I am trying to rotate a vector around a certain point on the vector(in C++):

1 2 3
4 5 6
7 8 9

rotated around the point (1,1) (which is the "5") 90 degrees would result in:

7 4 1
8 5 2
9 6 3

Right now I am using:

x = (x * cos(90)) - (y * sin(90))
y = (y * cos(90)) + (x * sin(90))

But I don't want it rotated around (0,0)

As Mehrdad Afshari commented on Pesto's post, including the translation back into the original coordinate system would be:

x_rotated = ((x - x_origin) * cos(angle)) - ((y_origin - y) * sin(angle)) + x_origin
y_rotated = ((y_origin - y) * cos(angle)) - ((x - x_origin) * sin(angle)) + y_origin

The solution is to translate the vector to a coordinate system in which the center of rotation is (0,0). Apply the rotation matrix and translate the vector back to the original coordinate system.

dx = x of rotation center  
dy = y of rotation center

V2 = V - [dx, dy, 0]  
V3 = V2 * rotation matrix  
Result = V3 + [dx, dy, 0]

Assuming you're using a standard vector implementation where (0,0) would be the top left corner and you're rotating around the point (x_origin, y_origin), this should do it:

x = ((x - x_origin) * cos(angle)) - ((y_origin - y) * sin(angle))
y = ((y_origin - y) * cos(angle)) - ((x - x_origin) * sin(angle))

Note that the y's are y_origin - y because the y value increases as you go down.

You will need to use a translation matrix to move rotate about a different point.

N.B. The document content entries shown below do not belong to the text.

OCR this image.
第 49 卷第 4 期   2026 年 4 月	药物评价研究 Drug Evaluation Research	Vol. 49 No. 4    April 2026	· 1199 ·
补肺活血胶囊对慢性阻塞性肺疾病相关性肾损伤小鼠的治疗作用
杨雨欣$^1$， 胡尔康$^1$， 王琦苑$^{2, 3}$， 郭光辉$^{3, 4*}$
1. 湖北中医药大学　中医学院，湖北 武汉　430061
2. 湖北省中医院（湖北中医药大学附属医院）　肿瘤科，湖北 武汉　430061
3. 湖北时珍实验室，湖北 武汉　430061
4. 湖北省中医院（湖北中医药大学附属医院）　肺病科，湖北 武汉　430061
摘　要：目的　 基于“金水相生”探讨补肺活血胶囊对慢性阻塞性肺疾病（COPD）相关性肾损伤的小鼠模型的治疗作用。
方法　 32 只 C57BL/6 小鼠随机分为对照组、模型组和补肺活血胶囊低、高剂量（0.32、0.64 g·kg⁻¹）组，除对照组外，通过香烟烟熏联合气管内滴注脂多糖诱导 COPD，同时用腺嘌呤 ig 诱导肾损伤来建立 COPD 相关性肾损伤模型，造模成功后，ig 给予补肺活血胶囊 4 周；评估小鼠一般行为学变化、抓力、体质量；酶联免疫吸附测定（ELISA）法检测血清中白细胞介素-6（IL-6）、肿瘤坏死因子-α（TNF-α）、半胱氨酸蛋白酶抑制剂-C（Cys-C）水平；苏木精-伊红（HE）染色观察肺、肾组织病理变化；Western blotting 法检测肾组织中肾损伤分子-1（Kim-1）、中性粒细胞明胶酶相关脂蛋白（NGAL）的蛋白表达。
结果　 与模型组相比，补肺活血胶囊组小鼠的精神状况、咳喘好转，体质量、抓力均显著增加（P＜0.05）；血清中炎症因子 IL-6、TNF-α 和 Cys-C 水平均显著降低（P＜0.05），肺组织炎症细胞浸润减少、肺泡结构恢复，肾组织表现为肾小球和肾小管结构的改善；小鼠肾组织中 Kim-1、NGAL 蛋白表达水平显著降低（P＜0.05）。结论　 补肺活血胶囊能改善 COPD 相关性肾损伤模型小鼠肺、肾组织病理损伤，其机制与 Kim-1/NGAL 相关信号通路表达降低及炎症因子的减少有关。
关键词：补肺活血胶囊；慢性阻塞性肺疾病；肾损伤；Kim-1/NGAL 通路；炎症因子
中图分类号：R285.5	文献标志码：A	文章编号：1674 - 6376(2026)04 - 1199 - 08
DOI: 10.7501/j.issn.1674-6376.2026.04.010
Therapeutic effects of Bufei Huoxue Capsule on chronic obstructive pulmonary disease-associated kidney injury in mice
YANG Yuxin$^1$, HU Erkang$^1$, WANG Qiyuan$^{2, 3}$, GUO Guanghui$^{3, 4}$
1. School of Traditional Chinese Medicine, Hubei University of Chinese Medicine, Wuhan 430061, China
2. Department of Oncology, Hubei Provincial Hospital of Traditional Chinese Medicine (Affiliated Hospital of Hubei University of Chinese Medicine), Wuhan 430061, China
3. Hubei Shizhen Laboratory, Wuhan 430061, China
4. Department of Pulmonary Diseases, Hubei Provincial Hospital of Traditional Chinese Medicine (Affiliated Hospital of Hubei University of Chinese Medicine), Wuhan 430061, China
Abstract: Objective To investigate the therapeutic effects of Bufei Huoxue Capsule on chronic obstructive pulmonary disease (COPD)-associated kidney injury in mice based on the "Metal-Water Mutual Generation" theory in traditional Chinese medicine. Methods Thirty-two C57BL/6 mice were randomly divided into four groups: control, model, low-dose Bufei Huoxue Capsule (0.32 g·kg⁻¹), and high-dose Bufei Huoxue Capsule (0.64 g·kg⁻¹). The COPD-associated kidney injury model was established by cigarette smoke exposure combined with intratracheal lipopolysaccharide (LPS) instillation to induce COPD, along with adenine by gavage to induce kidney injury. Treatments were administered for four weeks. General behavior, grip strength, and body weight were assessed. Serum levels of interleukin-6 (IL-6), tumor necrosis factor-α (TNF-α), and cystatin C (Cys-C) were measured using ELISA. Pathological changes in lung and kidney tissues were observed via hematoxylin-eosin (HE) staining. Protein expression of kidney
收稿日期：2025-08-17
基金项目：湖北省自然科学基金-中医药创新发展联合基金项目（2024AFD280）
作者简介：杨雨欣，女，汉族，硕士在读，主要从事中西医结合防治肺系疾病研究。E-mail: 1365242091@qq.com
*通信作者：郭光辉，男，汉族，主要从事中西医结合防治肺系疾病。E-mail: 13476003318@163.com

I found the answer from Marc Booth to be wrong (rotate (0,1,0) by 0 degrees and you get (0,-1,0) with his formula), and I ended up with:

double cs = cos_deg(new_degrees);
double sn = sin_deg(new_degrees);

double translated_x = x - x_origin;
double translated_y = y - y_origin;

double result_x = translated_x * cs - translated_y * sn;
double result_y = translated_x * sn + translated_y * cs;

result_x += x_origin;
result_y += y_origin;

This can be further simplified of course, but I want to make it as simple as possible.